Highlights & Insights¶
- Problem Reformulation: Shifting from "AIGM discrimination" to "Zero-shot AIGM detection" transfers the burden of open-set generalization to the problem definition—learning the real distribution automatically provides immunity to unseen generators.
- Elegant Factorization: Factoring multi-modal music distributions into "intra-band × global coupling" maintains high-fidelity density estimation while reducing the instability of a single massive flow.
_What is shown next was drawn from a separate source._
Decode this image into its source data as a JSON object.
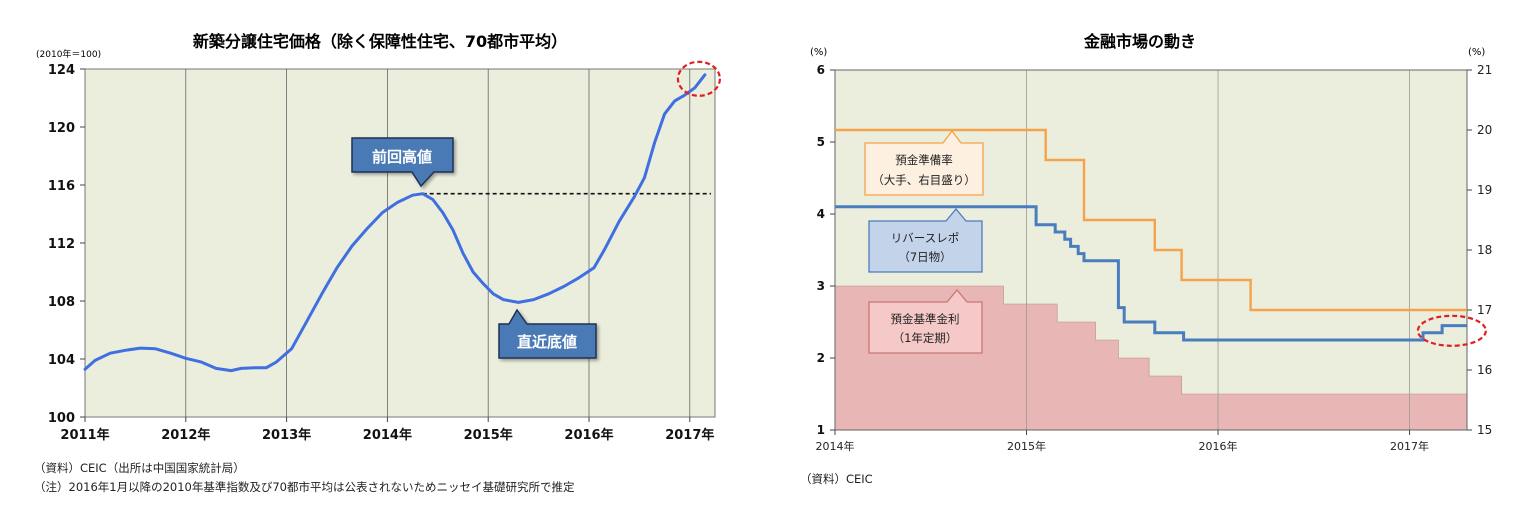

- Unified Paradigm: Using class-conditional priors allows the same backbone to act as a zero-shot detector or a supervised one, maintaining "detector purity" by avoiding discriminative heads.
- Efficiency: With 8.13M parameters and 0.11GB VRAM usage, the model is significantly more deployment-friendly than 300M+ parameter schemes.
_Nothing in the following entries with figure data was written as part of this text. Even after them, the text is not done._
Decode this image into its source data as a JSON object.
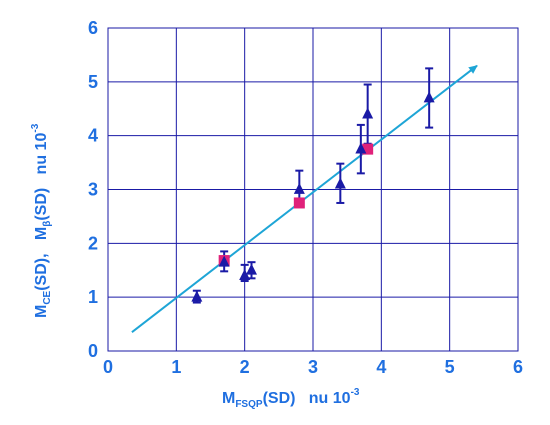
{
  "chart_data": {
    "type": "scatter",
    "title": "",
    "xlim": [
      0,
      6
    ],
    "ylim": [
      0,
      6
    ],
    "x_ticks": [
      "0",
      "1",
      "2",
      "3",
      "4",
      "5",
      "6"
    ],
    "y_ticks": [
      "0",
      "1",
      "2",
      "3",
      "4",
      "5",
      "6"
    ],
    "grid": true,
    "xlabel": {
      "main": "M",
      "subscript": "FSQP",
      "rest": "(SD)   nu 10",
      "superscript": "-3"
    },
    "ylabel": {
      "main1": "M",
      "subscript1": "CE",
      "mid": "(SD),   M",
      "subscript2": "β",
      "rest": "(SD)   nu 10",
      "superscript": "-3"
    },
    "series": [
      {
        "marker": "triangle",
        "color": "#1a1aa6",
        "points": [
          {
            "x": 1.3,
            "y": 1.0,
            "err_lo": 0.9,
            "err_hi": 1.12
          },
          {
            "x": 1.7,
            "y": 1.65,
            "err_lo": 1.48,
            "err_hi": 1.85
          },
          {
            "x": 2.0,
            "y": 1.4,
            "err_lo": 1.3,
            "err_hi": 1.6
          },
          {
            "x": 2.1,
            "y": 1.5,
            "err_lo": 1.35,
            "err_hi": 1.65
          },
          {
            "x": 2.8,
            "y": 3.0,
            "err_lo": 2.7,
            "err_hi": 3.35
          },
          {
            "x": 3.4,
            "y": 3.1,
            "err_lo": 2.75,
            "err_hi": 3.48
          },
          {
            "x": 3.7,
            "y": 3.75,
            "err_lo": 3.3,
            "err_hi": 4.2
          },
          {
            "x": 3.8,
            "y": 4.4,
            "err_lo": 3.85,
            "err_hi": 4.95
          },
          {
            "x": 4.7,
            "y": 4.7,
            "err_lo": 4.15,
            "err_hi": 5.25
          }
        ]
      },
      {
        "marker": "square",
        "color": "#e0217a",
        "points": [
          {
            "x": 1.7,
            "y": 1.68
          },
          {
            "x": 2.8,
            "y": 2.75
          },
          {
            "x": 3.8,
            "y": 3.75
          }
        ]
      }
    ],
    "trend_line": {
      "color": "#1ea5d6",
      "x": [
        0.35,
        5.4
      ],
      "y": [
        0.35,
        5.3
      ],
      "arrow": true
    },
    "colors": {
      "axis_text": "#1f6fe0",
      "grid": "#1a1aa6",
      "frame": "#1a1aa6"
    }
  }
}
Limitations & Future Work¶
- Limitations: Currently verified only on 16kHz, 4s clips; short-duration modeling lacks assessment of long-term musical consistency (e.g., phrase-level coherence). Has not yet been tested against human-imperceptible AI music (e.g., Suno V4 or post-mixed versions).
- Future Directions: Replacing the global flow with an autoregressive flow for long-term dependencies; introducing conditional likelihood \(p(x | \text{genre}, \text{instrument})\) for fine-grained real priors; and late-fusing "likelihood" with "semantic alignment scores" (e.g., CLAP).
Related Work & Insights¶
- vs. SpecTTTra: SpecTTTra fits artifacts using spectrograms and Transformers. While it excels within a single generator, its cross-generator EER is 17.63% vs MusicDET's 4.51%.
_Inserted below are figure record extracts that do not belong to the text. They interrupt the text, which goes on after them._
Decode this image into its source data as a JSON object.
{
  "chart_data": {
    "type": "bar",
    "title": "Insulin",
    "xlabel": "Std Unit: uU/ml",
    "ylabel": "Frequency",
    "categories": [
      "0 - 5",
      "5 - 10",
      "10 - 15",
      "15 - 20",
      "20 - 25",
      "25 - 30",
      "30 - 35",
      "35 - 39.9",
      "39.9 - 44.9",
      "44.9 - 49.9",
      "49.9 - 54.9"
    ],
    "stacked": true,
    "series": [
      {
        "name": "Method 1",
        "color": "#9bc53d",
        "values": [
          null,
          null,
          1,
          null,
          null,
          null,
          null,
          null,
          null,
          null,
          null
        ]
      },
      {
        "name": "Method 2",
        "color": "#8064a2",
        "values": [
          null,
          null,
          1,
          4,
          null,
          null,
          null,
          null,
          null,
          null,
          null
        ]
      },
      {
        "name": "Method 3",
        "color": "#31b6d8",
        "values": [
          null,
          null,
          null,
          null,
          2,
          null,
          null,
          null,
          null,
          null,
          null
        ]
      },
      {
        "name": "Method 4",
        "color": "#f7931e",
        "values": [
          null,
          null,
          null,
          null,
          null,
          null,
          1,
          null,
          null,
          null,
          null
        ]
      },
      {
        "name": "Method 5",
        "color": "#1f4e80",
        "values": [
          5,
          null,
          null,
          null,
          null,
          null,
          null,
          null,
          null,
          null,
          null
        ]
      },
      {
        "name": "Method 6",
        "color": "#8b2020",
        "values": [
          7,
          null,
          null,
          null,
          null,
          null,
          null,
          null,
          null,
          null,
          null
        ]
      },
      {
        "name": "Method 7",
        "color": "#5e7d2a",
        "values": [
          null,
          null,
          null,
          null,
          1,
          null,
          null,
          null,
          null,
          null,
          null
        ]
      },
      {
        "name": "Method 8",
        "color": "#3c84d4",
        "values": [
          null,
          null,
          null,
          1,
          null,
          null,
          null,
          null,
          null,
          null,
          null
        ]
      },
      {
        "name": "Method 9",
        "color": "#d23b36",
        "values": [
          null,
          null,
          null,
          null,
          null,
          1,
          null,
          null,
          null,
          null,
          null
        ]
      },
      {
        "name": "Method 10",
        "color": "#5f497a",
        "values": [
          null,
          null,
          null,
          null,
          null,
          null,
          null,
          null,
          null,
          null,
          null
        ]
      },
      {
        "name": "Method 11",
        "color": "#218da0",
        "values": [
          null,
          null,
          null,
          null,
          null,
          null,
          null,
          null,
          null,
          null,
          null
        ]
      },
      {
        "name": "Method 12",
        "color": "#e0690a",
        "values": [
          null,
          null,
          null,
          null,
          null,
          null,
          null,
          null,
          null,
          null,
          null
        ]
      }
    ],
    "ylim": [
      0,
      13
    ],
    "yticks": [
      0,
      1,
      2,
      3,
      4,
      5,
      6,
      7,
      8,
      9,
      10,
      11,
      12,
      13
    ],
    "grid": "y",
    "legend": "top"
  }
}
- vs. WPT-W2V2-AASIST: WPT focuses on learning domain-invariant features. MusicDET instead focuses on the distribution of real samples, outperforming WPT on FakeMusicCaps (4.51 vs 17.61).
- vs. Speech Deepfake Detection: Unlike speech solutions that localized low-level clues, MusicDET is designed for musical physical characteristics, making it more robust for music-specific tasks.
Rating¶
- Novelty: ⭐⭐⭐⭐⭐ (Formally introduces zero-shot AIGM detection; novel bi-level flow combination for audio).
- Experimental Thoroughness: ⭐⭐⭐⭐ (Extensive cross-generator tests and cross-task verification).
- Writing Quality: ⭐⭐⭐⭐ (Clear motivation and concise algorithmic description).
- Value: ⭐⭐⭐⭐⭐ (Proposes a paradigm shift that industrial deployments can easily adopt).